Frank C. Sciurba, MD, FCCP: In asthma, I always says you lead with the inhaled corticosteroid to shut down the symptoms. And often, those patients no longer have obstruction. They don’t even need bronchodilators, except for, as Byron said, as-needed short-acting for symptoms. In COPD, they are incompletely reversible by definition. Even when you maximally treat them, you can’t completely reverse them. And that often is associated, regardless of how well you treat them, that you can improve symptoms but you can’t eliminate symptoms.

So we lead with the long-acting bronchodilators. And Byron and I both feel similarly that in patients who often present—certainly to pulmonologists but often even to primary care doctors—they’re in the more moderate to severe stage. You could slowly work your way up to maximal treatment, but in almost all cases, they’re all going to be on both the LABA and the LAMA. And so very often we’ll start the LABA and LAMA, which means that a LABA/ICS is almost never the right thing to start with.

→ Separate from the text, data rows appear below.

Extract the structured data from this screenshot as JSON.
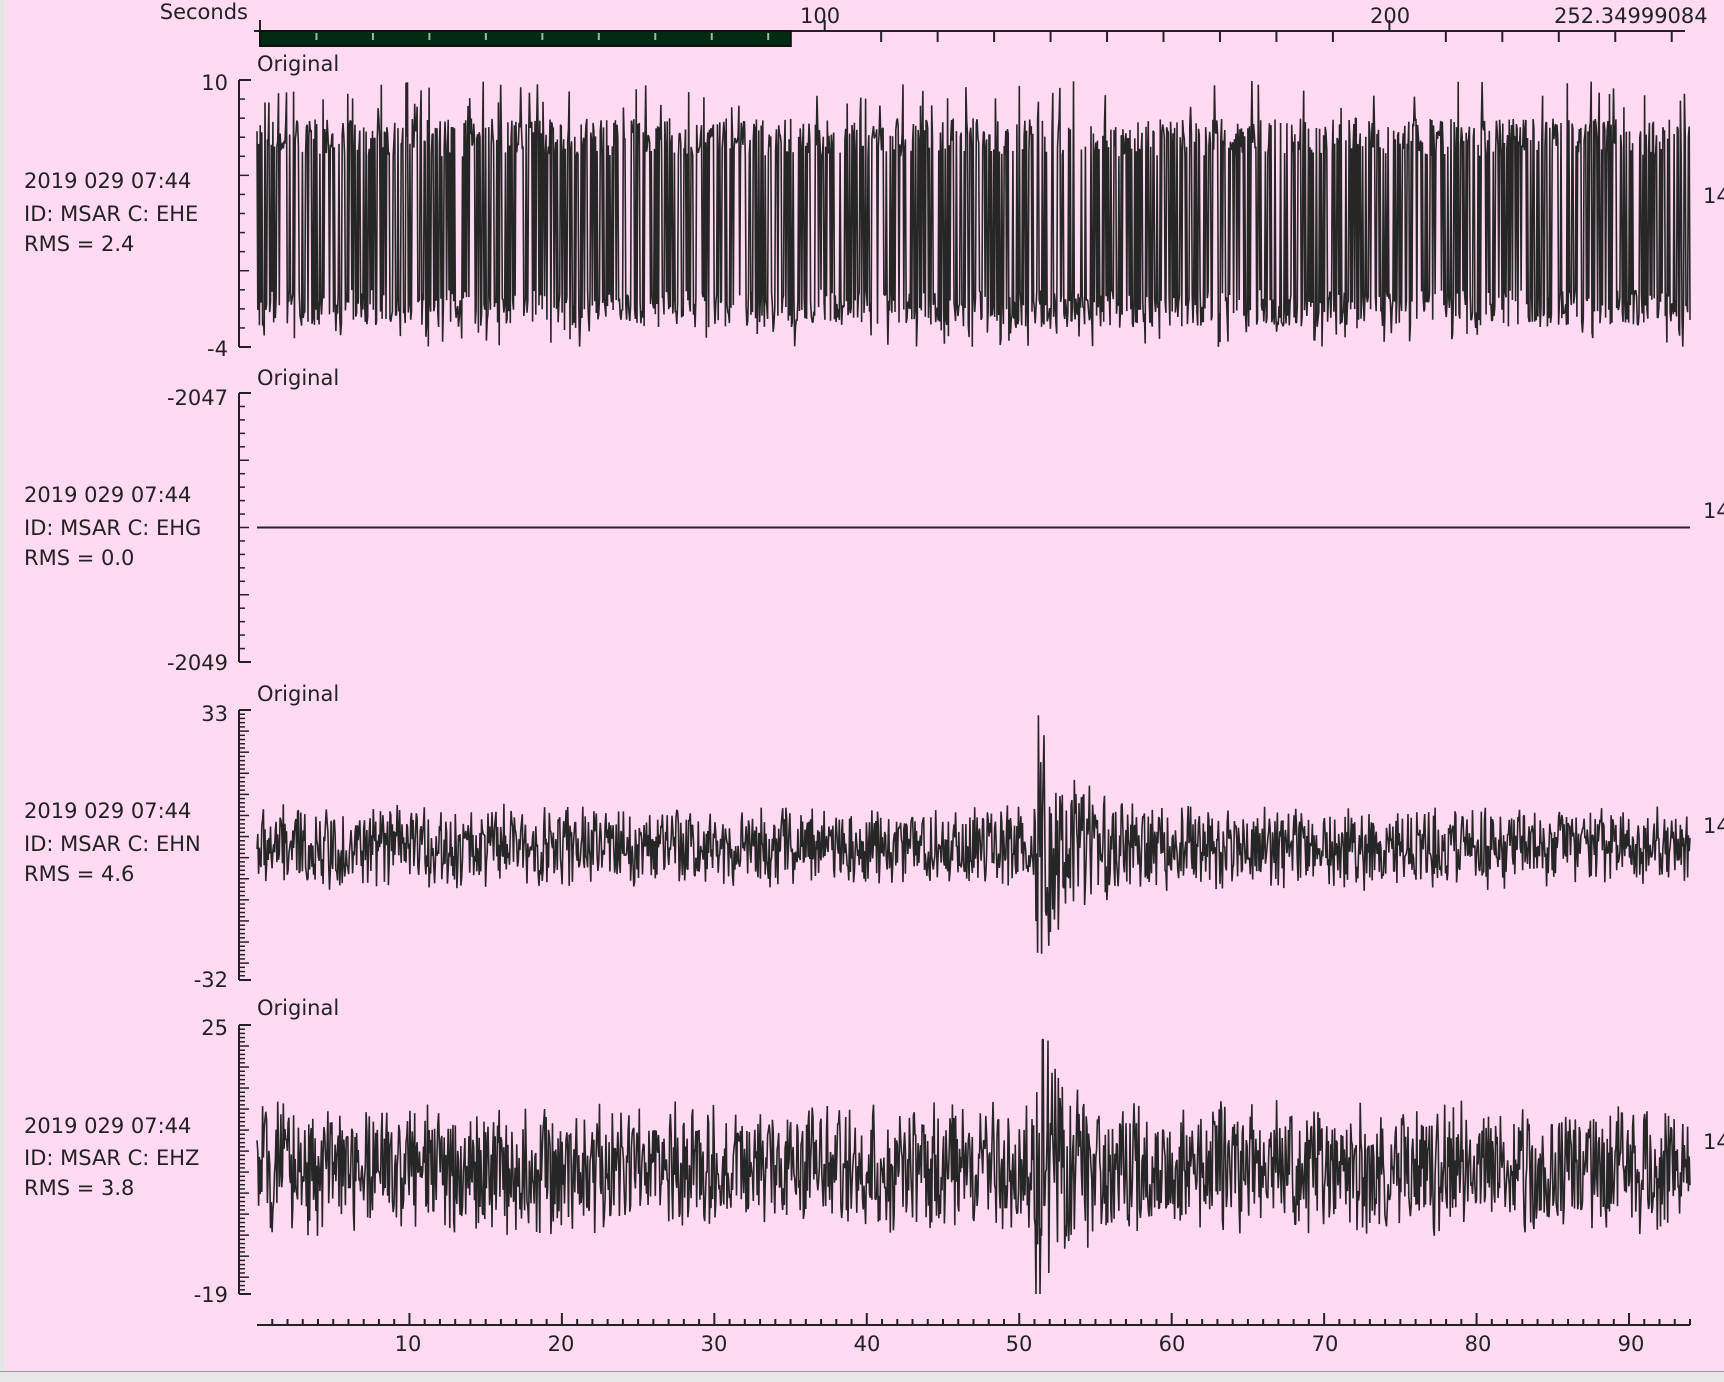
{
  "scrollbar": {
    "label": "Seconds",
    "tick_labels": [
      "100",
      "200",
      "252.34999084"
    ],
    "range": [
      0,
      252.34999084
    ],
    "thumb": [
      0,
      94
    ]
  },
  "x_axis": {
    "range": [
      0,
      94
    ],
    "tick_labels": [
      "10",
      "20",
      "30",
      "40",
      "50",
      "60",
      "70",
      "80",
      "90"
    ]
  },
  "channels": [
    {
      "panel_title": "Original",
      "date": "2019 029 07:44",
      "id_line": "ID: MSAR C: EHE",
      "rms_line": "RMS = 2.4",
      "ymax_label": "10",
      "ymin_label": "-4",
      "right_label": "14",
      "ylim": [
        -4,
        10
      ],
      "noise": [
        -3,
        8
      ],
      "kind": "clipped"
    },
    {
      "panel_title": "Original",
      "date": "2019 029 07:44",
      "id_line": "ID: MSAR C: EHG",
      "rms_line": "RMS = 0.0",
      "ymax_label": "-2047",
      "ymin_label": "-2049",
      "right_label": "14",
      "ylim": [
        -2049,
        -2047
      ],
      "noise": [
        -2048,
        -2048
      ],
      "kind": "flat"
    },
    {
      "panel_title": "Original",
      "date": "2019 029 07:44",
      "id_line": "ID: MSAR C: EHN",
      "rms_line": "RMS = 4.6",
      "ymax_label": "33",
      "ymin_label": "-32",
      "right_label": "14",
      "ylim": [
        -32,
        33
      ],
      "noise": [
        -10,
        10
      ],
      "kind": "event"
    },
    {
      "panel_title": "Original",
      "date": "2019 029 07:44",
      "id_line": "ID: MSAR C: EHZ",
      "rms_line": "RMS = 3.8",
      "ymax_label": "25",
      "ymin_label": "-19",
      "right_label": "14",
      "ylim": [
        -19,
        25
      ],
      "noise": [
        -9,
        12
      ],
      "kind": "event"
    }
  ],
  "colors": {
    "background": "#ffdaf2",
    "trace": "#262626",
    "thumb": "#002a12"
  }
}
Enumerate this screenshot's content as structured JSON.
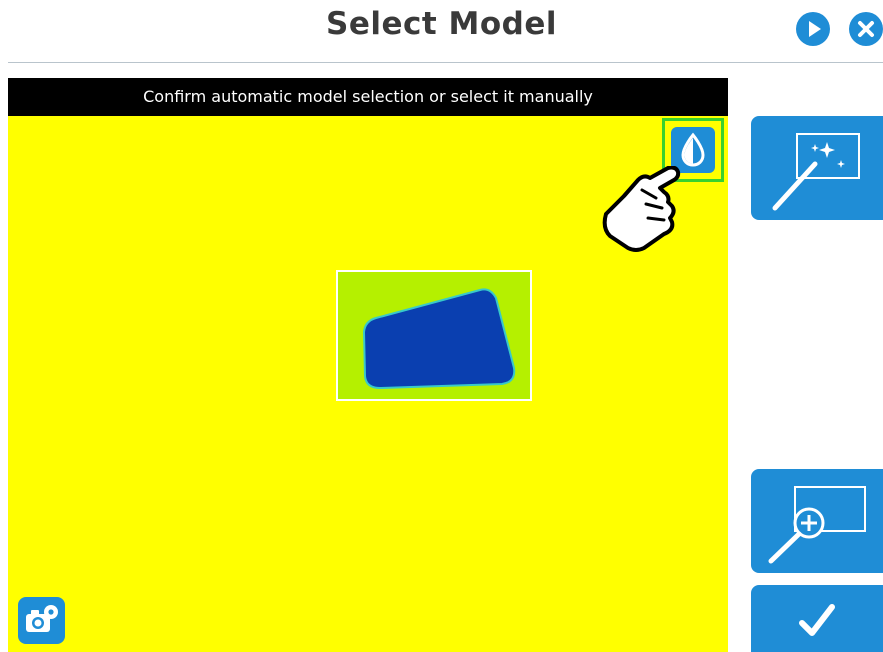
{
  "header": {
    "title": "Select Model",
    "next_icon": "play-icon",
    "close_icon": "close-icon"
  },
  "camera": {
    "banner_text": "Confirm automatic model selection or select it manually",
    "background_color": "#ffff00",
    "selection_background": "#b5f000",
    "model_color": "#0a3fb0",
    "color_picker_icon": "droplet-icon",
    "settings_icon": "camera-settings-icon",
    "pointer_icon": "pointing-hand-icon"
  },
  "side_panel": {
    "auto_select_icon": "magic-wand-icon",
    "zoom_icon": "zoom-in-icon",
    "confirm_icon": "checkmark-icon"
  },
  "colors": {
    "accent": "#1f8dd6",
    "highlight": "#39d12e"
  }
}
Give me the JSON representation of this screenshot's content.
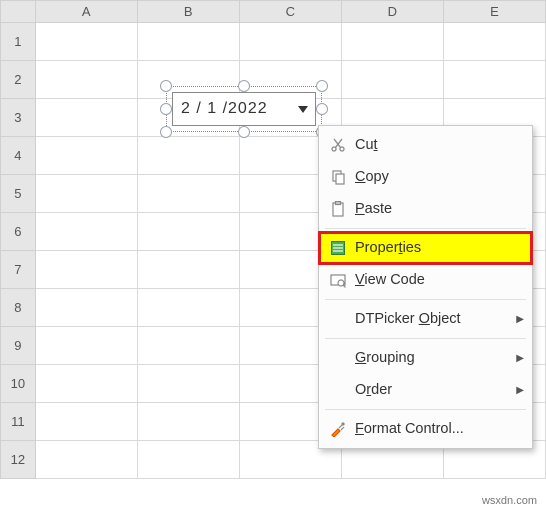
{
  "columns": [
    "A",
    "B",
    "C",
    "D",
    "E"
  ],
  "rows": [
    "1",
    "2",
    "3",
    "4",
    "5",
    "6",
    "7",
    "8",
    "9",
    "10",
    "11",
    "12"
  ],
  "dtpicker": {
    "value": "2 / 1 /2022"
  },
  "menu": {
    "cut": "Cut",
    "copy": "Copy",
    "paste": "Paste",
    "properties": "Properties",
    "viewcode": "View Code",
    "dtobj": "DTPicker Object",
    "grouping": "Grouping",
    "order": "Order",
    "formatcontrol": "Format Control..."
  },
  "watermark": "wsxdn.com"
}
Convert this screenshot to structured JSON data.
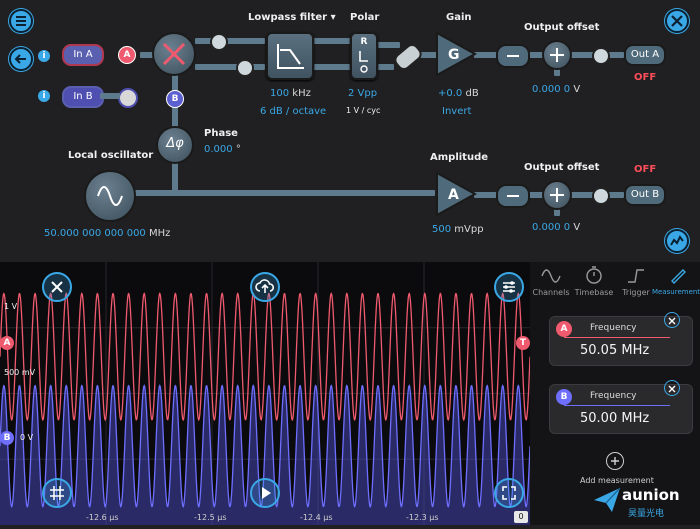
{
  "colors": {
    "accent": "#3aa8e6",
    "channel_a": "#f05a6e",
    "channel_b": "#6e6eff",
    "off": "#ff4e5a"
  },
  "signal_path": {
    "lowpass_filter": {
      "label": "Lowpass filter",
      "dropdown_icon": "caret-down-icon",
      "cutoff_value": "100",
      "cutoff_unit": "kHz",
      "slope": "6 dB / octave"
    },
    "polar": {
      "label": "Polar",
      "value": "2 Vpp",
      "scale": "1 V / cyc"
    },
    "gain": {
      "label": "Gain",
      "value": "+0.0",
      "unit": "dB",
      "invert_label": "Invert"
    },
    "output_offset_a": {
      "label": "Output offset",
      "value": "0.000 0",
      "unit": "V",
      "output_button": "Out A",
      "status": "OFF"
    },
    "input_a": {
      "button": "In A",
      "badge": "A"
    },
    "input_b": {
      "button": "In B",
      "badge": "B"
    },
    "mixer_badge": "B",
    "phase": {
      "label": "Phase",
      "value": "0.000",
      "unit": "°"
    },
    "local_oscillator": {
      "label": "Local oscillator",
      "value": "50.000 000 000 000",
      "unit": "MHz"
    },
    "amplitude": {
      "label": "Amplitude",
      "value": "500",
      "unit": "mVpp"
    },
    "output_offset_b": {
      "label": "Output offset",
      "value": "0.000 0",
      "unit": "V",
      "output_button": "Out B",
      "status": "OFF"
    }
  },
  "blocks": {
    "filter": "lowpass-filter-icon",
    "polar_glyph": "R",
    "gain_glyph": "G",
    "amplitude_glyph": "A",
    "phase_glyph": "Δφ"
  },
  "scope": {
    "levels": {
      "one_volt": "1 V",
      "five_hundred_mv": "500 mV",
      "zero_volt": "0 V"
    },
    "channel_markers": {
      "a": "A",
      "b": "B",
      "trigger": "T"
    },
    "time_ticks": [
      "-12.6 µs",
      "-12.5 µs",
      "-12.4 µs",
      "-12.3 µs"
    ],
    "time_end_marker": "0",
    "channel_a_cycles": 34,
    "channel_b_cycles": 34,
    "channel_a_level_ratio": 0.5
  },
  "panel": {
    "tabs": [
      {
        "label": "Channels",
        "icon": "sine-icon"
      },
      {
        "label": "Timebase",
        "icon": "timer-icon"
      },
      {
        "label": "Trigger",
        "icon": "trigger-edge-icon"
      },
      {
        "label": "Measurements",
        "icon": "ruler-icon"
      }
    ],
    "measurements": [
      {
        "channel": "A",
        "title": "Frequency",
        "value": "50.05 MHz"
      },
      {
        "channel": "B",
        "title": "Frequency",
        "value": "50.00 MHz"
      }
    ],
    "add_label": "Add measurement"
  },
  "watermark": {
    "brand": "aunion",
    "subtitle": "昊量光电"
  }
}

In somebody who has symptoms and is frequently exacerbating, or some of us are looking at eosinophil counts as a guidance. We’ll go with a LABA/LAMA and the inhaled corticosteroid right out of the gates. But in almost all cases, we work our way up to LABA/LAMA. That is fundamental to patients with moderate to severe disease with persistent symptoms across the board. The ICS—I’ll let Byron begin to describe the nuance, and when we want an ICS and when we don’t. But I think the bronchodilators maximally bronchodilated is fundamental to all patients who have persistent symptoms.

Byron Thomashow, MD: Yeah, I would agree with that completely. The interesting thing is that not only is the LAMA/LABA oftentimes very effective in their symptoms, but there’s evidence suggesting they’re reasonably good for exacerbations as well. Now, if you have someone with ongoing exacerbations, then you would think about adding the ICS component. If you have somebody with really quite severe disease, I would suggest that many of us have pathways in our hospitals on how to deal with that. I think that if you have someone who’s been bad enough with bad enough disease to be hospitalized, you could make a pretty strong argument based on some of the data existing now that they should be discharged on a triple regimen. I think that is a possibility.

The only other thing I want to bring up—and I’m not trying to confuse anybody, but it does come up in primary care a lot—is the confusing issue of an overlap between asthma and COPD. What is the difference between it? And I’m sure, Maria, you deal with this a lot from your standpoint. It’s complicated because for a primary care doctor, even for a pulmonologist who’s been in practice for many years, as Frank and I have, it’s sometimes not completely clear. That’s a subset that primary care might look at and say, “I don’t know for sure what it is. I know it’s important to have an inhaled corticosteroid in the asthmatic population, so it’s just easier for me to use that.” That comes, again, to education and defining the nature of the diseases you’re dealing with.